82% of Local Youths Gamble Yearly

UNICEF cited recent research reports in its plea, noting that up to 82% of teenagers have been found to be gambling every year in Australia. A further 15% of adolescents aged between 12 and 17 are also developing serious problem gambling habits, according to the international children’s rights giant.

The Fund has now suggested that the betting advertising ban’s parameters be extended. It has asked that the law be amended to include ‘known peak viewing times’ for children and youngsters under the age of 7pm, which would take the ban’s time frame to 9pm each evening.

UNICEF’s statement on the matter stated that its request requires that children’s best interests should be a firm priority with the Australian government. Thus, the Fund expects that the state should act appropriately by determining the right restriction and implementation measures to protect its younger generations.

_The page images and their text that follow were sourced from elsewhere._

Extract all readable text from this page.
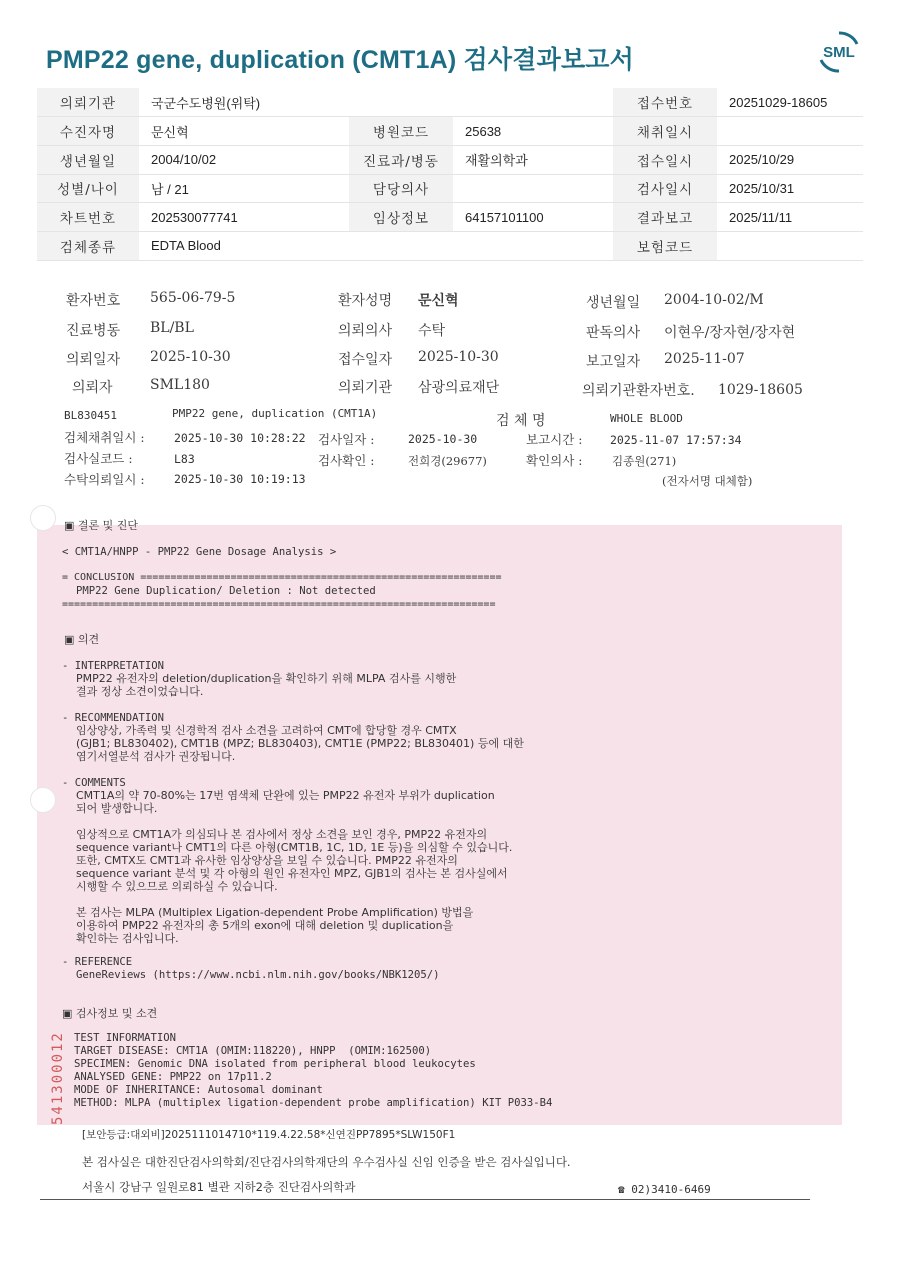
PMP22 gene, duplication (CMT1A) 검사결과보고서	SML
의뢰기관	국군수도병원(위탁)			접수번호	20251029-18605
수진자명	문신혁	병원코드	25638	채취일시	
생년월일	2004/10/02	진료과/병동	재활의학과	접수일시	2025/10/29
성별/나이	남 / 21	담당의사		검사일시	2025/10/31
차트번호	202530077741	임상정보	64157101100	결과보고	2025/11/11
검체종류	EDTA Blood			보험코드	
환자번호 565-06-79-5	환자성명 문신혁	생년월일 2004-10-02/M
진료병동 BL/BL	의뢰의사 수탁	판독의사 이현우/장자현/장자현
의뢰일자 2025-10-30	접수일자 2025-10-30	보고일자 2025-11-07
의뢰자	SML180	의뢰기관 삼광의료재단	의뢰기관환자번호. 1029-18605
BL830451	PMP22 gene, duplication (CMT1A)	검 체 명	WHOLE BLOOD
검체채취일시 :	2025-10-30 10:28:22 검사일자 :	2025-10-30	보고시간 : 2025-11-07 17:57:34
검사실코드 :	L83	검사확인 :	전희경(29677)	확인의사 :	김종원(271)
수탁의뢰일시 :	2025-10-30 10:19:13	(전자서명 대체함)
▣ 결론 및 진단
< CMT1A/HNPP - PMP22 Gene Dosage Analysis >
= CONCLUSION ============================================================
PMP22 Gene Duplication/ Deletion : Not detected
========================================================================
▣ 의견
- INTERPRETATION
PMP22 유전자의 deletion/duplication을 확인하기 위해 MLPA 검사를 시행한
결과 정상 소견이었습니다.
- RECOMMENDATION
임상양상, 가족력 및 신경학적 검사 소견을 고려하여 CMT에 합당할 경우 CMTX
(GJB1; BL830402), CMT1B (MPZ; BL830403), CMT1E (PMP22; BL830401) 등에 대한
염기서열분석 검사가 권장됩니다.
- COMMENTS
CMT1A의 약 70-80%는 17번 염색체 단완에 있는 PMP22 유전자 부위가 duplication
되어 발생합니다.
임상적으로 CMT1A가 의심되나 본 검사에서 정상 소견을 보인 경우, PMP22 유전자의
sequence variant나 CMT1의 다른 아형(CMT1B, 1C, 1D, 1E 등)을 의심할 수 있습니다.
또한, CMTX도 CMT1과 유사한 임상양상을 보일 수 있습니다. PMP22 유전자의
sequence variant 분석 및 각 아형의 원인 유전자인 MPZ, GJB1의 검사는 본 검사실에서
시행할 수 있으므로 의뢰하실 수 있습니다.
본 검사는 MLPA (Multiplex Ligation-dependent Probe Amplification) 방법을
이용하여 PMP22 유전자의 총 5개의 exon에 대해 deletion 및 duplication을
확인하는 검사입니다.
- REFERENCE
GeneReviews (https://www.ncbi.nlm.nih.gov/books/NBK1205/)
▣ 검사정보 및 소견
TEST INFORMATION
TARGET DISEASE: CMT1A (OMIM:118220), HNPP  (OMIM:162500)
SPECIMEN: Genomic DNA isolated from peripheral blood leukocytes
ANALYSED GENE: PMP22 on 17p11.2
MODE OF INHERITANCE: Autosomal dominant
METHOD: MLPA (multiplex ligation-dependent probe amplification) KIT P033-B4
[보안등급:대외비]2025111014710*119.4.22.58*신연진PP7895*SLW150F1
본 검사실은 대한진단검사의학회/진단검사의학재단의 우수검사실 신임 인증을 받은 검사실입니다.
서울시 강남구 일원로81 별관 지하2층 진단검사의학과	☎ 02)3410-6469
541300012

Government To Deliberate On Plea

It is well documented by research bodies across the globe that exposure to gambling-related advertising and promotions at a young age can contribute to higher problem gambling rates among a country’s youths.

This is especially true once these individuals come to the age at which they are legally permitted to gamble - and UNICEF’s plea comes at a time when Australia is attempting to lower its gambling addiction rates among all age groups.

The Australian government and its prime minister are now deliberating on the issue and the best way to implement new measures that will shield youngsters from the possible harmful effects of gambling advertising. News on an amendment to the current advertising ban is expected to be released by local lawmakers within the next few months once a concrete decision is made.